The party seemed to get much funnier and more entertaining after that. Though, we didn’t do much towards convincing the Brits we were with that all Australians aren’t huge pissheads, a horrible, clearly unfounded and unfair stereotype, which we had been trying to combat earlier in the evening. The next day, needless to say, we didn’t get to the ice-rink, but, it was also pouring rain, and it was an outdoors ice-rink, so, hey, we wouldn’t have been able to go anyway. We had a very… ummm… lazy day on the sofa bed, watching 30 Rock and various movies. At least 2012 can only improve from there.
The next morning, I headed back to London and caught up with another old uni friend and her husband. It was lovely sunny day, so we walked around for a bit through Hyde Park, and then had a delicious (ENORMOUS) lunch in Kensington, before heading to Covent Garden, which I have somehow missed on all my trips to London so far, thinking it was just a big ol’ Opera House and not a place you could go and see buskers and antiques and things.

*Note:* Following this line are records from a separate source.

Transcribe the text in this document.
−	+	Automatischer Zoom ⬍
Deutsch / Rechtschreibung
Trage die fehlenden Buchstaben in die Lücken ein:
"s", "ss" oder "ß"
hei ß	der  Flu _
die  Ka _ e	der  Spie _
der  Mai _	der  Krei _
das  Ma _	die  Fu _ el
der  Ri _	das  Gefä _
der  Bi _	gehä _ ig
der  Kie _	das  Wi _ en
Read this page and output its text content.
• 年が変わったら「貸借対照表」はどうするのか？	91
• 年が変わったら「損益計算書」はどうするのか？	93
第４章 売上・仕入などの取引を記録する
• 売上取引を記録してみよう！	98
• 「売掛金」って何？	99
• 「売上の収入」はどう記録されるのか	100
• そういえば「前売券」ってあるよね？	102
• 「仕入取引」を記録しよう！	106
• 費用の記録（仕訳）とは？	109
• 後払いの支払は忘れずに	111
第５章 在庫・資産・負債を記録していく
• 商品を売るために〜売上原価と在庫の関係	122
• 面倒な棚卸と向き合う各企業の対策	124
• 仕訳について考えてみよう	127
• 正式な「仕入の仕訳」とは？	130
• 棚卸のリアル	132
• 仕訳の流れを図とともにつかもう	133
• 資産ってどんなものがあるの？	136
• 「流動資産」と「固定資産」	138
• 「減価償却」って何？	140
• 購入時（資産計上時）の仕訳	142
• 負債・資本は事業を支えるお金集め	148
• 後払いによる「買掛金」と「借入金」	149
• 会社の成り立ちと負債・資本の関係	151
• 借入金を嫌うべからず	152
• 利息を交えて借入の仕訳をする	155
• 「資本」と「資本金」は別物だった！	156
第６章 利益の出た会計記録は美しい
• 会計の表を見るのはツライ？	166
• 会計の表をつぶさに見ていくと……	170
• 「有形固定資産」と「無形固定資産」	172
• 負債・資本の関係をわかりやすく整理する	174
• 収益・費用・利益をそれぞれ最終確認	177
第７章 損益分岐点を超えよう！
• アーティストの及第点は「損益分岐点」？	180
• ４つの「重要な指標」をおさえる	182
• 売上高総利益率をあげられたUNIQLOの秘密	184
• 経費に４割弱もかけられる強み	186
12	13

And, then, it was finally time to go home! Kinsale was in right old form when I got back, with gale force winds and pelting rain, but it was nice to settle down in my own house and my own bed. There’s nothing more comforting than being warm and dry inside, when its wild and whipping outside, knowing you don’t have to go anywhere or do anything, except maybe put another log on the fire and eat another piece of chocolate.